Regarded by many critics as the great last work of acclaimed 20th century poet T.S. Eliot, Four Quartets is about to be brought to life in Castlemaine in a very literal sense this Sunday.
Four Quartets is a set of four poems which Eliot published over a six-year period and this Sunday the work will be transformed into live performance featuring physical movement, voice and cello by the Wander-Light Eurythmy Company.
“It takes you into language like nothing else, not even Shakespeare,” says Wander-Light’s Castlemaine-based eurythmist Mark Neill.
“He works with the sounds in a way even Shakespeare hasn’t achieved I believe.”
Neill studied with European eurythmy master Else Klink in Germany receiving a diploma to teach and perform the art of eurythmy which employs dynamic movement and gesture as an embodiment of the spoken word.
The local eurythmist has toured Australia many times, performing classics such as Hamlet, King Lear and Richard III, as well as many fairytales and legends.
Delivering the vocal aspect of this Sunday’s performance, Melbourne’s Dennis Coard has many decades’ experience as a professional actor in theatre, film and television.

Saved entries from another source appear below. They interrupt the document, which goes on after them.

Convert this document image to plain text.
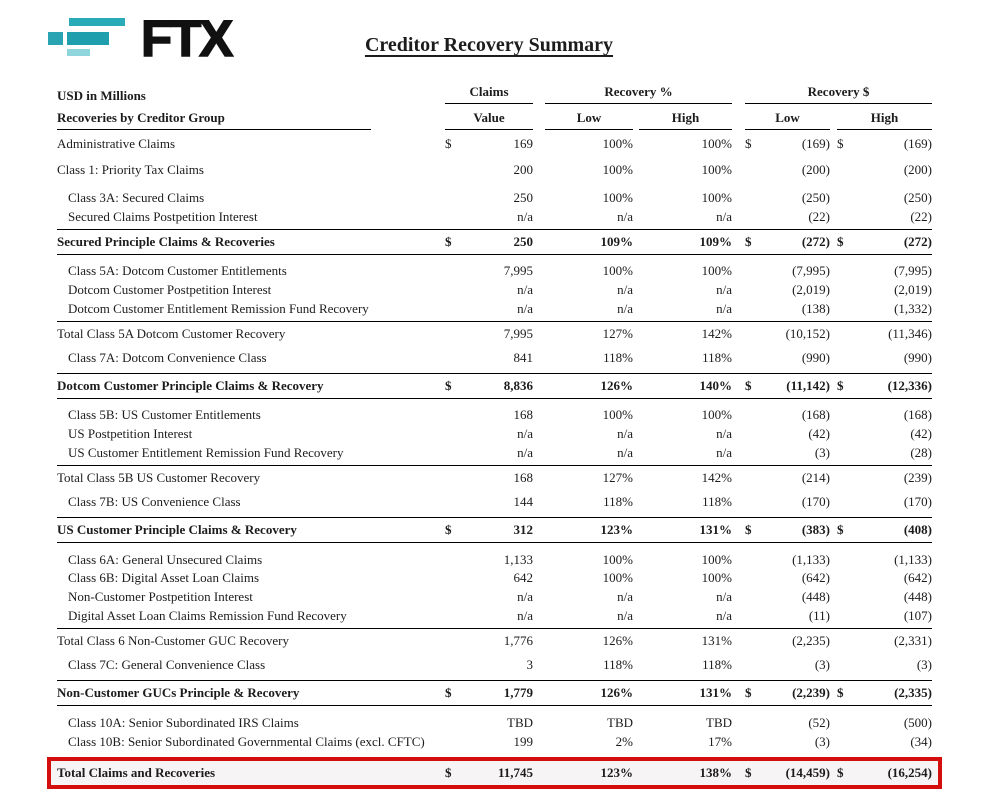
FTX	Creditor Recovery Summary
USD in Millions	Claims	Recovery %	Recovery $
Recoveries by Creditor Group	Value	Low	High	Low	High
Administrative Claims	$	169	100%	100% $	(169) $	(169)
Class 1: Priority Tax Claims	200	100%	100%	(200)	(200)
Class 3A: Secured Claims	250	100%	100%	(250)	(250)
Secured Claims Postpetition Interest	n/a	n/a	n/a	(22)	(22)
Secured Principle Claims & Recoveries	$	250	109%	109% $	(272) $	(272)
Class 5A: Dotcom Customer Entitlements	7,995	100%	100%	(7,995)	(7,995)
Dotcom Customer Postpetition Interest	n/a	n/a	n/a	(2,019)	(2,019)
Dotcom Customer Entitlement Remission Fund Recovery	n/a	n/a	n/a	(138)	(1,332)
Total Class 5A Dotcom Customer Recovery	7,995	127%	142%	(10,152)	(11,346)
Class 7A: Dotcom Convenience Class	841	118%	118%	(990)	(990)
Dotcom Customer Principle Claims & Recovery	$	8,836	126%	140% $	(11,142) $	(12,336)
Class 5B: US Customer Entitlements	168	100%	100%	(168)	(168)
US Postpetition Interest	n/a	n/a	n/a	(42)	(42)
US Customer Entitlement Remission Fund Recovery	n/a	n/a	n/a	(3)	(28)
Total Class 5B US Customer Recovery	168	127%	142%	(214)	(239)
Class 7B: US Convenience Class	144	118%	118%	(170)	(170)
US Customer Principle Claims & Recovery	$	312	123%	131% $	(383) $	(408)
Class 6A: General Unsecured Claims	1,133	100%	100%	(1,133)	(1,133)
Class 6B: Digital Asset Loan Claims	642	100%	100%	(642)	(642)
Non-Customer Postpetition Interest	n/a	n/a	n/a	(448)	(448)
Digital Asset Loan Claims Remission Fund Recovery	n/a	n/a	n/a	(11)	(107)
Total Class 6 Non-Customer GUC Recovery	1,776	126%	131%	(2,235)	(2,331)
Class 7C: General Convenience Class	3	118%	118%	(3)	(3)
Non-Customer GUCs Principle & Recovery	$	1,779	126%	131% $	(2,239) $	(2,335)
Class 10A: Senior Subordinated IRS Claims	TBD	TBD	TBD	(52)	(500)
Class 10B: Senior Subordinated Governmental Claims (excl. CFTC)	199	2%	17%	(3)	(34)
Total Claims and Recoveries	$	11,745	123%	138% $	(14,459) $	(16,254)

And accomplished musician Gotthard Killian, who spends a lot of time in both Switzerland and Melbourne, is cellist for this Sunday’s performance which also has tour dates in Melbourne, Canberra, Sydney, Newcastle, Brisbane, Armidale and Europe.

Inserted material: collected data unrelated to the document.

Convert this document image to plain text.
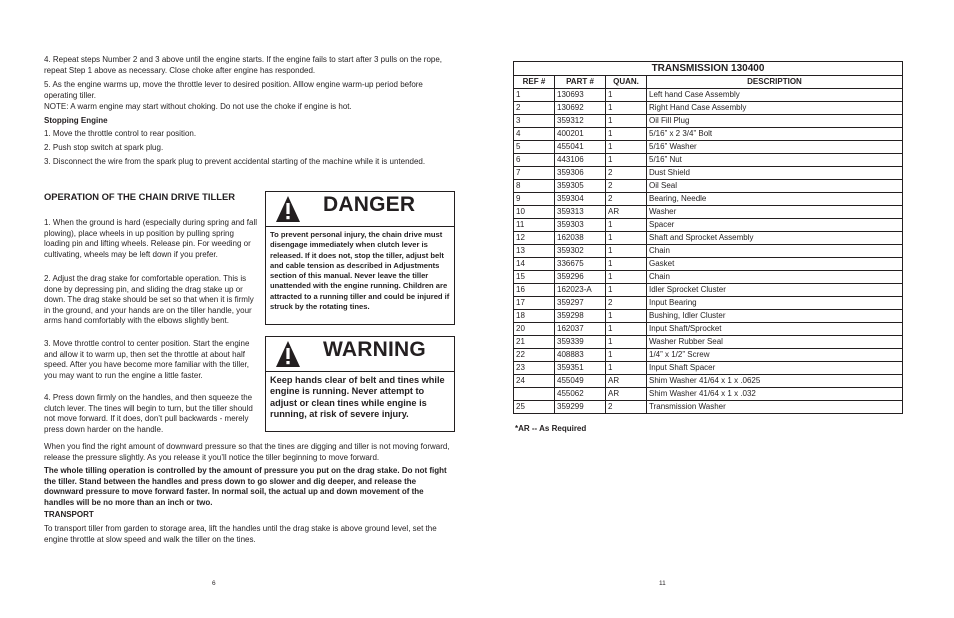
4. Repeat steps Number 2 and 3 above until the engine starts. If the engine fails to start after 3 pulls on the rope, repeat Step 1 above as necessary. Close choke after engine has responded.

5. As the engine warms up, move the throttle lever to desired position. Alllow engine warm-up period before operating tiller.

NOTE: A warm engine may start without choking. Do not use the choke if engine is hot.

Stopping Engine

1. Move the throttle control to rear position.

2. Push stop switch at spark plug.

3. Disconnect the wire from the spark plug to prevent accidental starting of the machine while it is untended.

OPERATION OF THE CHAIN DRIVE TILLER

1. When the ground is hard (especially during spring and fall plowing), place wheels in up position by pulling spring loading pin and lifting wheels. Release pin. For weeding or cultivating, wheels may be left down if you prefer.

2. Adjust the drag stake for comfortable operation. This is done by depressing pin, and sliding the drag stake up or down. The drag stake should be set so that when it is firmly in the ground, and your hands are on the tiller handle, your arms hand comfortably with the elbows slightly bent.

3. Move throttle control to center position. Start the engine and allow it to warm up, then set the throttle at about half speed. After you have become more familiar with the tiller, you may want to run the engine a little faster.

4. Press down firmly on the handles, and then squeeze the clutch lever. The tines will begin to turn, but the tiller should not move forward. If it does, don’t pull backwards - merely press down harder on the handle.

DANGER
To prevent personal injury, the chain drive must disengage immediately when clutch lever is released. If it does not, stop the tiller, adjust belt and cable tension as described in Adjustments section of this manual. Never leave the tiller unattended with the engine running. Children are attracted to a running tiller and could be injured if struck by the rotating tines.
WARNING
Keep hands clear of belt and tines while engine is running. Never attempt to adjust or clean tines while engine is running, at risk of severe injury.

When you find the right amount of downward pressure so that the tines are digging and tiller is not moving forward, release the pressure slightly. As you release it you’ll notice the tiller beginning to move forward.

The whole tilling operation is controlled by the amount of pressure you put on the drag stake. Do not fight the tiller. Stand between the handles and press down to go slower and dig deeper, and release the downward pressure to move forward faster. In normal soil, the actual up and down movement of the handles will be no more than an inch or two.

TRANSPORT

To transport tiller from garden to storage area, lift the handles until the drag stake is above ground level, set the engine throttle at slow speed and walk the tiller on the tines.

6
TRANSMISSION 130400			
REF #	PART #	QUAN.	DESCRIPTION
1	130693	1	Left hand Case Assembly
2	130692	1	Right Hand Case Assembly
3	359312	1	Oil Fill Plug
4	400201	1	5/16” x 2 3/4” Bolt
5	455041	1	5/16” Washer
6	443106	1	5/16” Nut
7	359306	2	Dust Shield
8	359305	2	Oil Seal
9	359304	2	Bearing, Needle
10	359313	AR	Washer
11	359303	1	Spacer
12	162038	1	Shaft and Sprocket Assembly
13	359302	1	Chain
14	336675	1	Gasket
15	359296	1	Chain
16	162023-A	1	Idler Sprocket Cluster
17	359297	2	Input Bearing
18	359298	1	Bushing, Idler Cluster
20	162037	1	Input Shaft/Sprocket
21	359339	1	Washer Rubber Seal
22	408883	1	1/4” x 1/2” Screw
23	359351	1	Input Shaft Spacer
24	455049	AR	Shim Washer 41/64 x 1 x .0625
	455062	AR	Shim Washer 41/64 x 1 x .032
25	359299	2	Transmission Washer

*AR -- As Required

11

“For me the music matters,” Killian says.
Considered by many to represent a masterpiece of the Western canon, the Four Quartets are four interlinked meditations with the common theme being humanity’s relationship with time, the universe and the divine.
“It creates space within the language. It creates a virtual inner space,” says the cellist when asked what it is he most enjoys about performing Eliot’s Four Quartets.
Sunday’s ticketed performance takes place at 7pm at Castlemaine’s Anglican Hall on the corner of Forest and Kennedy Streets with tickets available at the Railway Station Cafe – or at the door.